Auf der Straße merkt man dem Civic die Detailverbesserungen gegenüber dem Fünftürer aus dem Modelljahr 2013 deutlich an. Die Lenkung spricht vor allem kurz nach der Mittellage deutlich spontaner an und macht zudem einen verbindlicheren Eindruck. Im ersten Moment glaubt man, sie wäre schlicht schwergängiger, sobald jedoch in einer Kurve eine Bodenwelle oder ein Schlagloch lauert, spürt man die bessere Rückmeldung. Die zweite Neuerung betrifft die Federn und Dämpfer des Tourer: Dieser ist an der Vorderachse einen Tick straffer abgestimmt als die Limousine, hinten gibt es – für Sport optional, ab Lifestyle serienmäßig – ein adaptives Dämpfersystem, mit dem sich die Hinterachse je nach Wunsch oder Beladungszustand komfortabel, sportlich oder im Allroundmodus abstimmen lässt. Warum nur an der Hinterachse, fragen Sie sich nun? Des Rätsels Lösung: Laut Honda wirkt ein Adaptivsystem dort zu rund 70 Prozent, was im Umkehrschluss bedeutet, dass Honda schlicht auf das ineffektivere Bauteil im Bug verzichtet hat und somit mit halbiertem Aufwand ein dennoch bemerkenswertes Ergebnis erreicht. Schön wäre nur, hätte Honda den Preis ebenfalls bei 70 Prozent angesetzt. Mit 850 Euro ist ADS nämlich nur 130 Euro günstiger als ein vollwertiges System bei Opel. Zum Tragen kommen die Adaptivdämpfer vor allem auf welligen Autobahnabschnitten. Hier brilliert die Komfortfunktion, die grobe Unebenheiten sauber ausbügelt. Die Stunde des Sportmodus schlägt dagegen auf der Landstraße. Dort sprechen die Dämpfer deutlich spontaner an, geben Unebenheiten zwar härter an die Insassen weiter, mildern die Nachwirkungen jedoch souveräner ab. Zudem dreht sich das Heck in schnell durchfahrenen Kurven leicht ein, vermittelt so ein Fahrgefühl sportlichen Übersteuerns – und das in einem Kombi.

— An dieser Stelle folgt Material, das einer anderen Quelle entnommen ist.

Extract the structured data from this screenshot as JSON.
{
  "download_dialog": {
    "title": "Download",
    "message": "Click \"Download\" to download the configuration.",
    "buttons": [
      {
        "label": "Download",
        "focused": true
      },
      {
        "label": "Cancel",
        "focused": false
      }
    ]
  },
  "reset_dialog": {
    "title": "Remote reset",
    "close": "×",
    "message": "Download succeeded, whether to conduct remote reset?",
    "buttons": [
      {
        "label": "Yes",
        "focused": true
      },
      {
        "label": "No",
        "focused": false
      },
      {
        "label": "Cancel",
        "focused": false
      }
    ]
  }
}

Warten auf den neuen Type R

Honda-Fans warten dagegen fieberhaft auf den nächsten Type R, der auf dem Pariser Salon das Licht der Weltöffentlichkeit erblicken wird. Unser AUTO BILD-Kollege Robin Hornig hatte bereits Gelegenheit, in Tokio einen seriennahen Prototyp zu fahren. Sein Fazit: Der mattschwarze Renner hält sich weder optisch noch akustisch zurück. Weit ausgestellte Radhäuser, rote Brembo-Sättel, ausladender Heckspoiler – so macht man Freunde kompakter Granaten glücklich. Auch die rotzige Soundkulisse ist kein leeres Versprechen. Offizielle Leistungsangaben nennt Honda noch nicht, dafür aber das erklärte Ziel: die Nürburgring-Nordschleife. Hier soll der Type R dem Mégane RS seinen Fronttriebler-Rekord abluchsen. Dazu müsste Honda aktuell 8:07,97 Minuten unterbieten.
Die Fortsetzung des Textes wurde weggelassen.